The start of the rains means the end of the fire. Very likely it also means the start of floods. And for many it also means a kind of oblivion. The fire was so hot that most victims were not only reduced to ash, but to some sub species of ash, much of it powdery, not even fragments. All that will wash away with the rainfall. And maybe it’s just as well. Yes, I would want to know if a friend or family member had died. Or would I? If they are gone and their final details never known, maybe there is some peace in that. They can live forever in memory and in mystery. They can even live in Paradise.

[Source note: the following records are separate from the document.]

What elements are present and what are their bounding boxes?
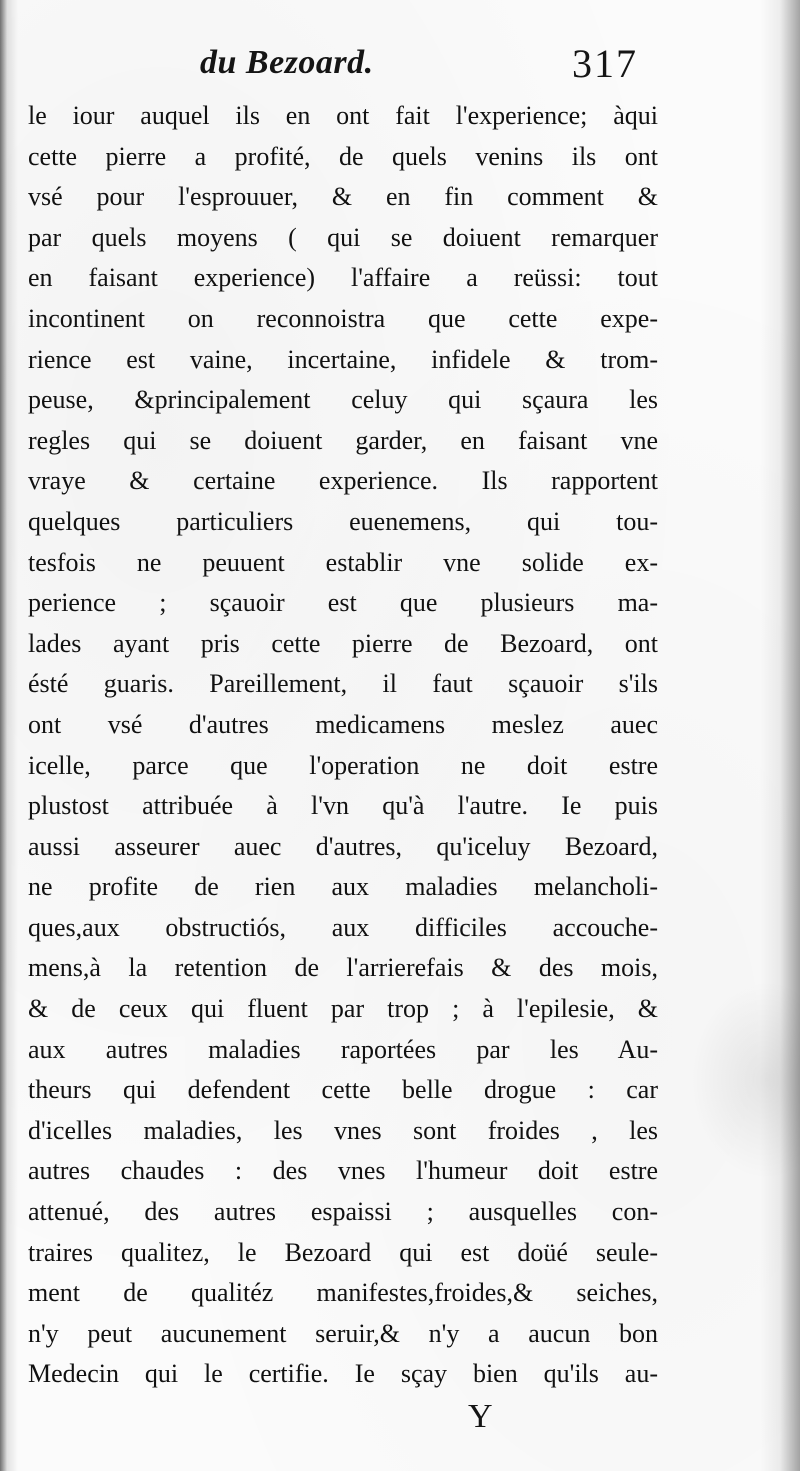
text-line: regles qui se doiuent garder, en faisant vne xyxy=(28,425,658,455)
text-line: traires qualitez, le Bezoard qui est doüé seule- xyxy=(28,1237,658,1267)
text-line: ésté guaris. Pareillement, il faut sçauoir s'ils xyxy=(28,669,658,699)
text-line: vsé pour l'esprouuer, & en fin comment & xyxy=(28,182,658,212)
text-line: par quels moyens ( qui se doiuent remarquer xyxy=(28,222,658,252)
text-line: n'y peut aucunement seruir,& n'y a aucun bon xyxy=(28,1318,658,1348)
text-line: cette pierre a profité, de quels venins ils ont xyxy=(28,141,658,171)
page-number: 317 xyxy=(572,41,638,86)
text-line: mens,à la retention de l'arrierefais & des mois, xyxy=(28,953,658,983)
text-line: incontinent on reconnoistra que cette expe- xyxy=(28,303,658,333)
signature-mark: Y xyxy=(468,1398,493,1435)
text-line: Medecin qui le certifie. Ie sçay bien qu'ils au- xyxy=(28,1359,658,1389)
body-text xyxy=(28,96,658,1395)
show-through-bleed xyxy=(690,980,800,1180)
running-head: du Bezoard. xyxy=(200,44,374,81)
text-line: theurs qui defendent cette belle drogue : car xyxy=(28,1075,658,1105)
text-line: quelques particuliers euenemens, qui tou- xyxy=(28,506,658,536)
text-line: ne profite de rien aux maladies melancholi- xyxy=(28,872,658,902)
text-line: icelle, parce que l'operation ne doit estre xyxy=(28,750,658,780)
text-line: plustost attribuée à l'vn qu'à l'autre. Ie puis xyxy=(28,791,658,821)
text-line: en faisant experience) l'affaire a reüssi: tout xyxy=(28,263,658,293)
text-line: tesfois ne peuuent establir vne solide ex- xyxy=(28,547,658,577)
text-line: rience est vaine, incertaine, infidele & trom- xyxy=(28,344,658,374)
text-line: d'icelles maladies, les vnes sont froides , les xyxy=(28,1115,658,1145)
text-line: autres chaudes : des vnes l'humeur doit estre xyxy=(28,1156,658,1186)
text-line: lades ayant pris cette pierre de Bezoard, ont xyxy=(28,628,658,658)
text-line: aussi asseurer auec d'autres, qu'iceluy Bezoard, xyxy=(28,831,658,861)
text-line: ont vsé d'autres medicamens meslez auec xyxy=(28,709,658,739)
text-line: vraye & certaine experience. Ils rapportent xyxy=(28,466,658,496)
page-edge-shadow xyxy=(760,0,800,1471)
text-line: attenué, des autres espaissi ; ausquelles con- xyxy=(28,1197,658,1227)
text-line: le iour auquel ils en ont fait l'experience; àqui xyxy=(28,101,658,130)
text-line: peuse, &principalement celuy qui sçaura les xyxy=(28,385,658,415)
text-line: aux autres maladies raportées par les Au- xyxy=(28,1034,658,1064)
page-header xyxy=(0,38,800,98)
page-gutter-shadow xyxy=(0,0,18,1471)
text-line: ment de qualitéz manifestes,froides,& seiches, xyxy=(28,1278,658,1308)
text-line: & de ceux qui fluent par trop ; à l'epilesie, & xyxy=(28,994,658,1024)
text-line: perience ; sçauoir est que plusieurs ma- xyxy=(28,588,658,618)
text-line: ques,aux obstructiós, aux difficiles accouche- xyxy=(28,912,658,942)
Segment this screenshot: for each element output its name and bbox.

I stayed indoors so much of the last couple of weeks that my lungs are probably fine. What I really take in is a deep inhalation of our troubled country and afflicted planet. What’s the latest count, 60% of species wiped off the face of the earth in the last few decades? Well, breathe easy, goes the expression. I am safe. San Francisco hasn’t burned. And if Paradise has gone up in smoke, that smoke has gone everywhere, and it has a message.